If We Can Get Around It
You don't often get to hear the songs that people have set as your ringtone.
It's not for you to hear, really. It's a private thing they've decided on. It's supposed to only play when you're not around.
You're not supposed to hear it.
***
We didn't have a lot of money these last few weeks. It had leaked out, from bills and traveling. Car payments and speeding tickets. Life.
We'd talked about the things we wanted and needed, the few things that came up from time to time, as things do.
In a wave of nostalgia, we wished we could find our copy of Guitar Hero 2, the game we'd played ad nauseum that spring when we decided to give it another try. We'd played it, even, earlier on the day he asked me to date him again. We played it until the songs wove their ways into our muscle memory, programmed in our brains in a way that can make you really respect the human body.
On Tuesday, I showed him how my every day shoes were falling apart. Purchased for 19.99 the day before Easter and worn almost every weekday since, I knew they couldn't be long for this world. And a closer examination revealed that the soles are peeling from the uppers, the inside of the sole worn unevenly. "I need new shoes," I said. He inquired size, and I told him, "Six." He was being not-so-sneaky, and today as I left the lab, I told Janet, "I'm pretty sure I'm getting new shoes for Christmas."
***
Comcast somehow didn't take money out of our account for automatic payments, and this pay period has too many weekends. And I had already borrowed money from him, and there wasn't that much money left this week for groceries. And we were out of the Diet Coke that we drink in 24-pack boxes, one of the many many vices we have and pay for.
And the kitchen is crack-house dirty from too much cooking, and the sink was full of dishes, and I asked him before I left home to please please please unload the dishwasher so I could load it again while I made dinner. And suddenly, we're everyman, full of money worries that could be alleviated by going out less and stuck in conversations about household chores and how we'll be cooking fish for dinner.
***
After a long but satisfying day, with two happy bosses--for the first time ever?--I dragged my cold self home, listening to a CD I had burned as a sophomore in college. The best songs by some of the lamest artists, including Nine Days, who sang these lyrics in a song that now skips every time I play it:
The answers we find,
Are never what we had in mind.
So we make it up as we go along...
We make it up as we go along, I thought. Yes, we do.
***
So, I get inside, and Joey is standing in the bedroom in his boxers, working his way through the songs on Guitar Hero 2.

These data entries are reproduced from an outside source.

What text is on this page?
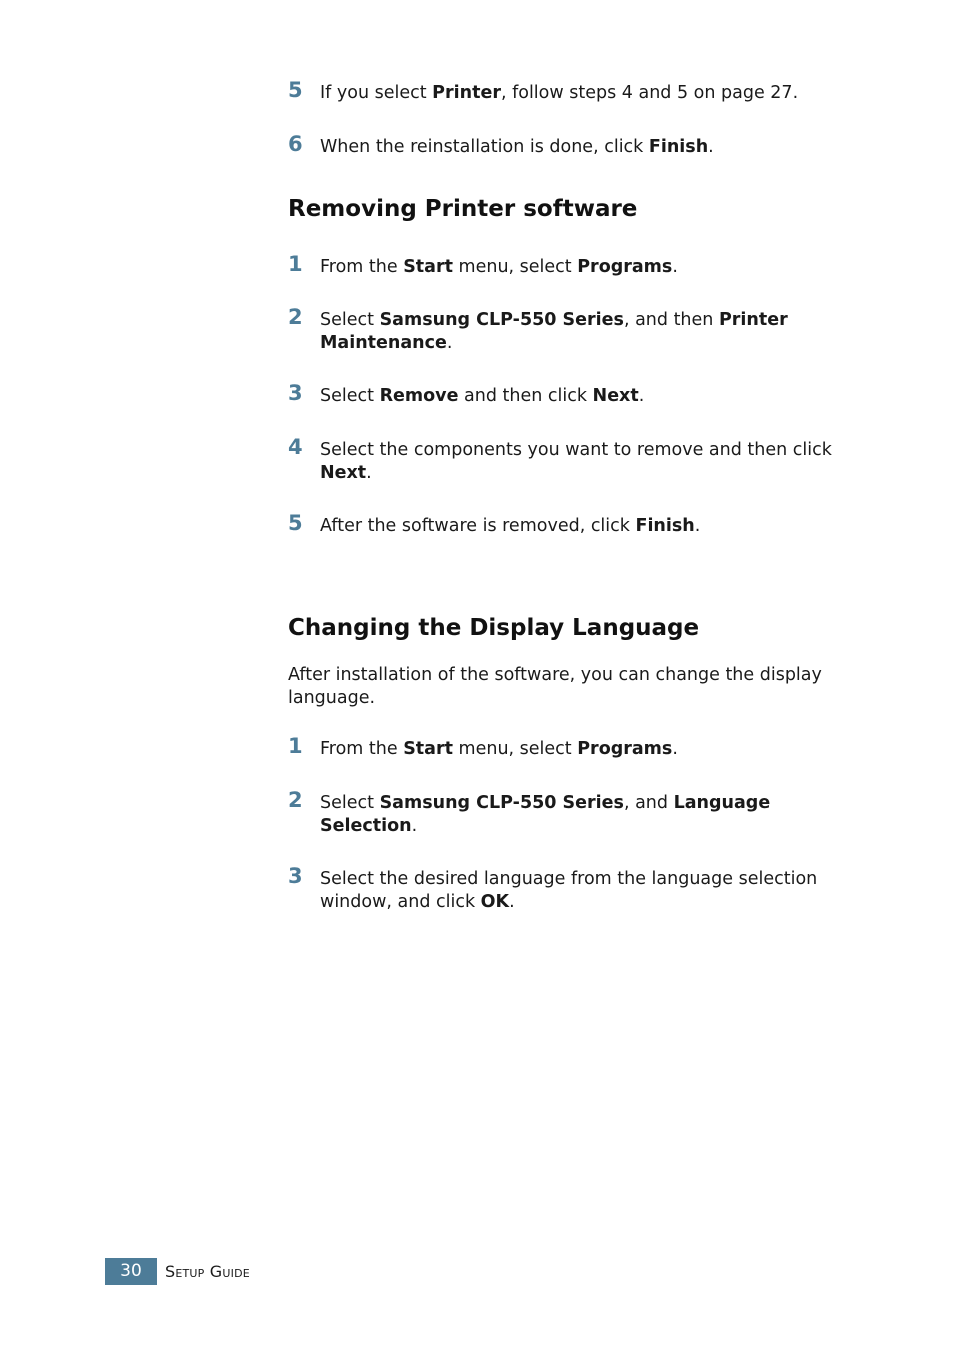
5 If you select Printer, follow steps 4 and 5 on page 27.
6 When the reinstallation is done, click Finish.
Removing Printer software
1 From the Start menu, select Programs.
2 Select Samsung CLP-550 Series, and then Printer Maintenance.
3 Select Remove and then click Next.
4 Select the components you want to remove and then click Next.
5 After the software is removed, click Finish.
Changing the Display Language

After installation of the software, you can change the display language.

1 From the Start menu, select Programs.
2 Select Samsung CLP-550 Series, and Language Selection.
3 Select the desired language from the language selection window, and click OK.
30	Setup Guide
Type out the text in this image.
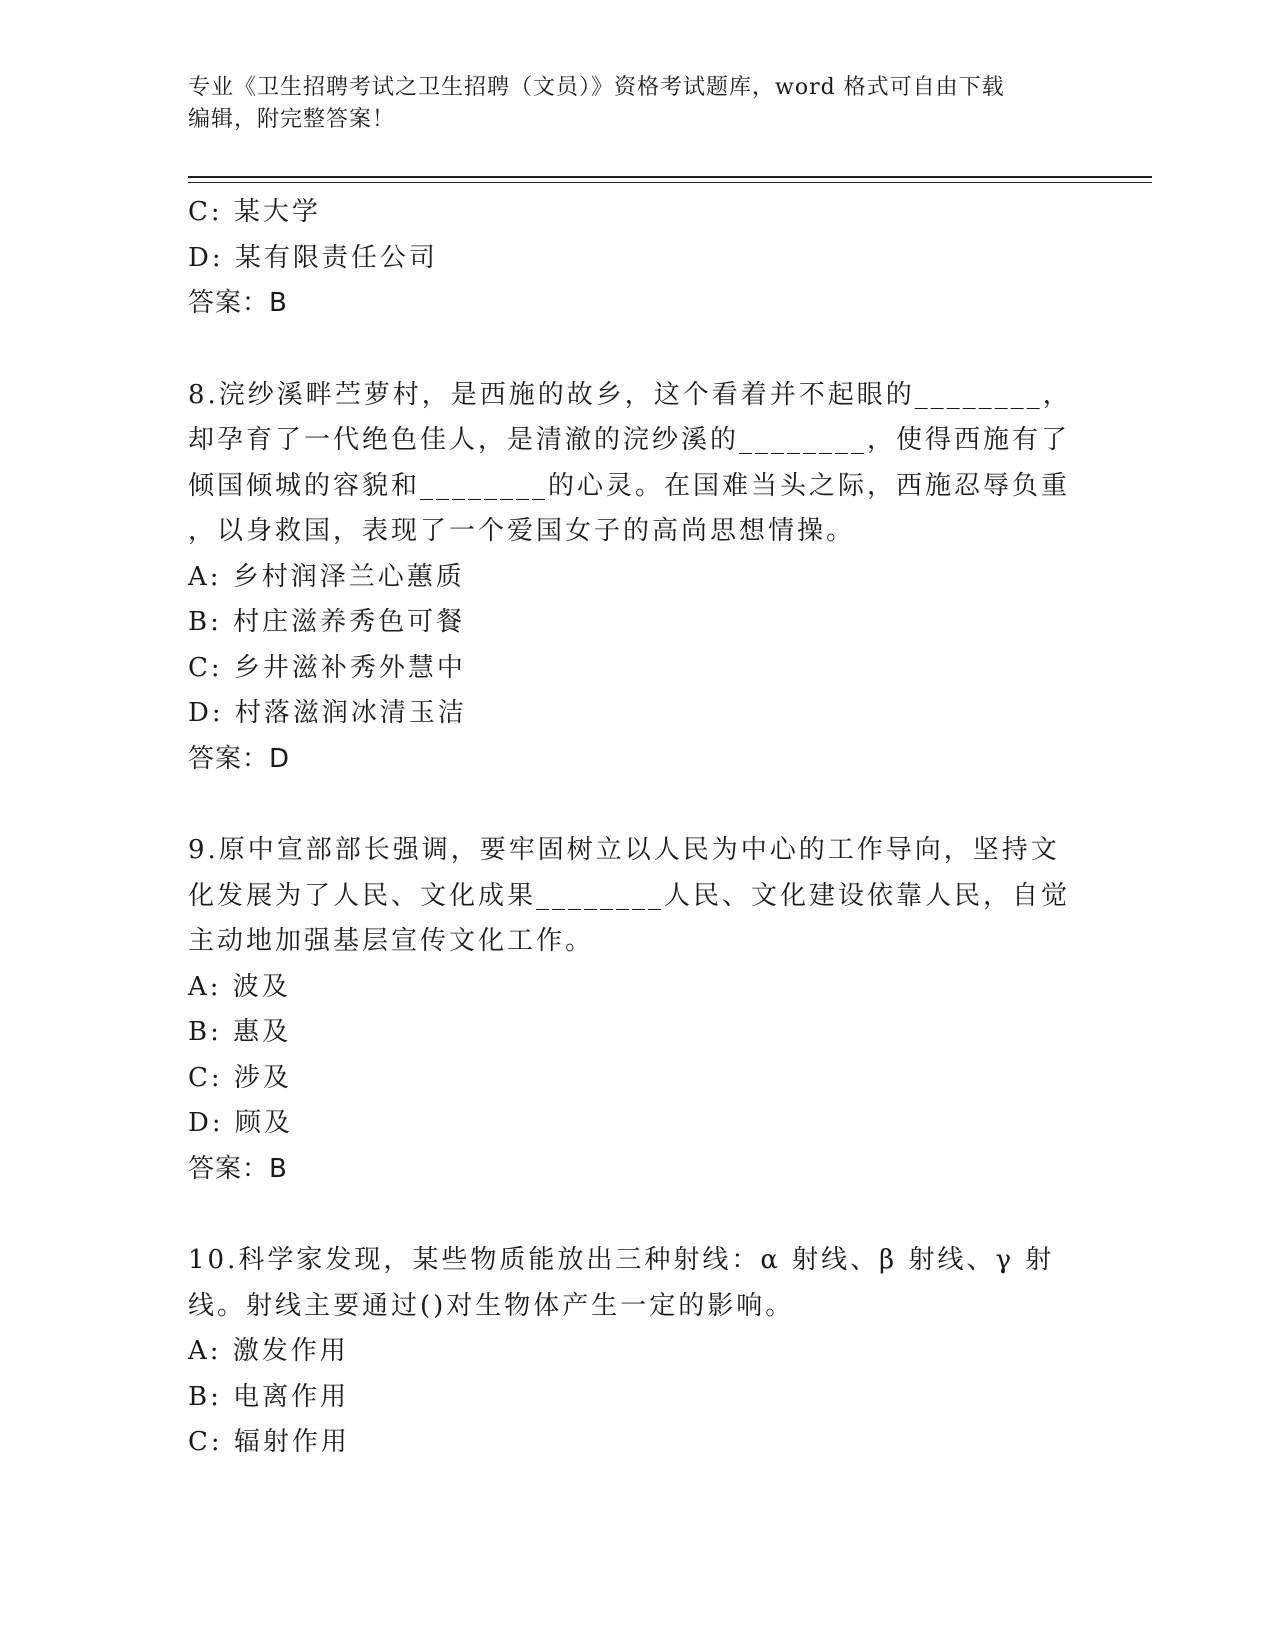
专业《卫生招聘考试之卫生招聘（文员）》资格考试题库，word 格式可自由下载
编辑，附完整答案！
C: 某大学
D: 某有限责任公司
答案：B
8.浣纱溪畔苎萝村，是西施的故乡，这个看着并不起眼的________，
却孕育了一代绝色佳人，是清澈的浣纱溪的________，使得西施有了
倾国倾城的容貌和________的心灵。在国难当头之际，西施忍辱负重
，以身救国，表现了一个爱国女子的高尚思想情操。
A: 乡村润泽兰心蕙质
B: 村庄滋养秀色可餐
C: 乡井滋补秀外慧中
D: 村落滋润冰清玉洁
答案：D
9.原中宣部部长强调，要牢固树立以人民为中心的工作导向，坚持文
化发展为了人民、文化成果________人民、文化建设依靠人民，自觉
主动地加强基层宣传文化工作。
A: 波及
B: 惠及
C: 涉及
D: 顾及
答案：B
10.科学家发现，某些物质能放出三种射线：α 射线、β 射线、γ 射
线。射线主要通过()对生物体产生一定的影响。
A: 激发作用
B: 电离作用
C: 辐射作用
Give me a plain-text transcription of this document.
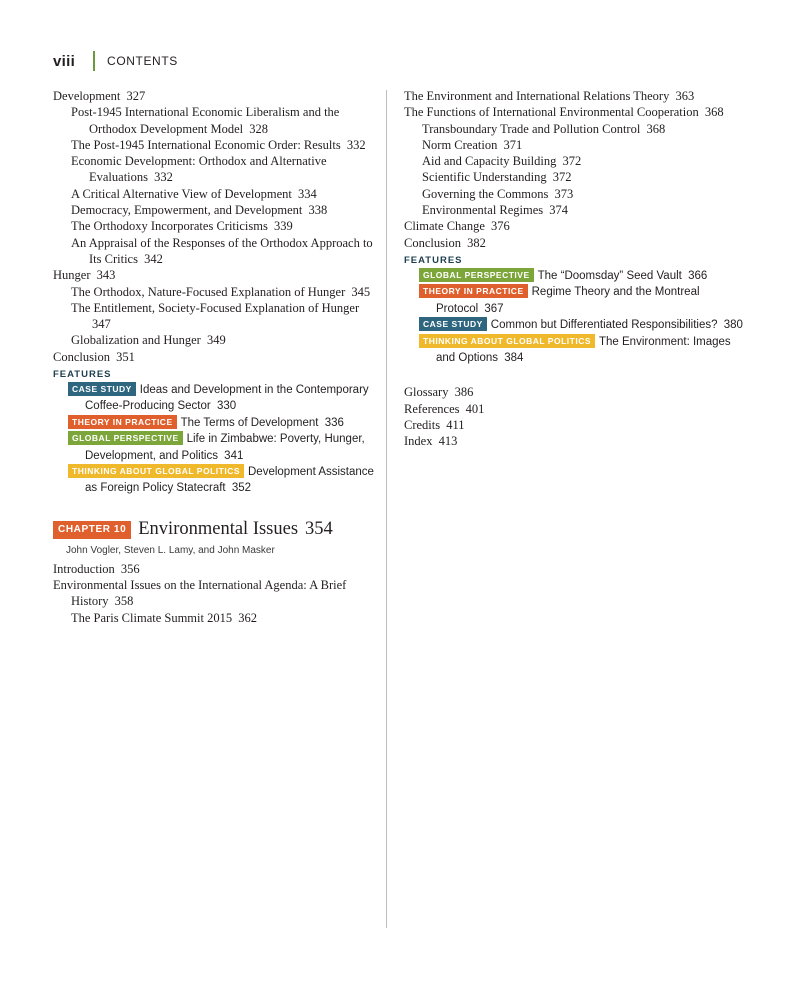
viii	CONTENTS
Development 327
Post-1945 International Economic Liberalism and the Orthodox Development Model 328
The Post-1945 International Economic Order: Results 332
Economic Development: Orthodox and Alternative Evaluations 332
A Critical Alternative View of Development 334
Democracy, Empowerment, and Development 338
The Orthodoxy Incorporates Criticisms 339
An Appraisal of the Responses of the Orthodox Approach to Its Critics 342
Hunger 343
The Orthodox, Nature-Focused Explanation of Hunger 345
The Entitlement, Society-Focused Explanation of Hunger 347
Globalization and Hunger 349
Conclusion 351
FEATURES
CASE STUDY Ideas and Development in the Contemporary Coffee-Producing Sector 330
THEORY IN PRACTICE The Terms of Development 336
GLOBAL PERSPECTIVE Life in Zimbabwe: Poverty, Hunger, Development, and Politics 341
THINKING ABOUT GLOBAL POLITICS Development Assistance as Foreign Policy Statecraft 352
CHAPTER 10 Environmental Issues 354
John Vogler, Steven L. Lamy, and John Masker
Introduction 356
Environmental Issues on the International Agenda: A Brief History 358
The Paris Climate Summit 2015 362
The Environment and International Relations Theory 363
The Functions of International Environmental Cooperation 368
Transboundary Trade and Pollution Control 368
Norm Creation 371
Aid and Capacity Building 372
Scientific Understanding 372
Governing the Commons 373
Environmental Regimes 374
Climate Change 376
Conclusion 382
FEATURES
GLOBAL PERSPECTIVE The “Doomsday” Seed Vault 366
THEORY IN PRACTICE Regime Theory and the Montreal Protocol 367
CASE STUDY Common but Differentiated Responsibilities? 380
THINKING ABOUT GLOBAL POLITICS The Environment: Images and Options 384
Glossary 386
References 401
Credits 411
Index 413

And I take off my pants to put on pajamas, and he tells me not to take off my socks. But I think he's dicking around, and I take them off because that is easily in the top five most satisfying moments of every day.
But then, he comes over to give me a kiss and says, "I have a present for you."
And goddammit, if it isn't a new pair of every day shoes.
***
"Thank you!" I say. "I love them." [i do] "Are they my Christmas present?"
"No," he says. "You needed new shoes. I got you some."
***
And of course, the dishes have been put up, and he put the ones from the sink into the dishwasher. And when we sit down to watch TV-on-the-internet and eat M&Ms, he asks if I want a Diet Coke. And if it weren't so stupid to be so sentimental about Guitar Hero and shoes, about dishes and Diet Cokes, then I would have cried.
Or is it stupid to be happy that someone pays attention and then spends their two-weeks paycheck on the things you need? Is it really so stupid to want to cry when someone loves you that much?
Because that's what it is. On the surface, it's a lot of things that don't seem to matter that much. But somewhere else, there's that girl who will never forgive herself for hurting him. I never expected him to give me anything. Much less everything. The least of these things being Diet Coke and shoes. The most being unrelenting love and a fresh start at being ok.
***
So, after TV night, I get up to do work.
[I do this a lot lately, work in the later hours after he has gone to sleep. I lie in bed with him for an hour or two, watch TV while he drifts off, and then slip out to the den. It's a weird pattern, one that I've seen many scientists fall into. We spend as much time as we can with our families. Then, while they're asleep, slip back to science. God, it's weird.]
He is on the verge of nodding off, but he wants to find his phone. So I call him in the living room, and stand still to locate where the sound is coming from.
And in the bedroom, the ringtone I didn't know was set for me.
Oh, but boy--you don't know the half of it.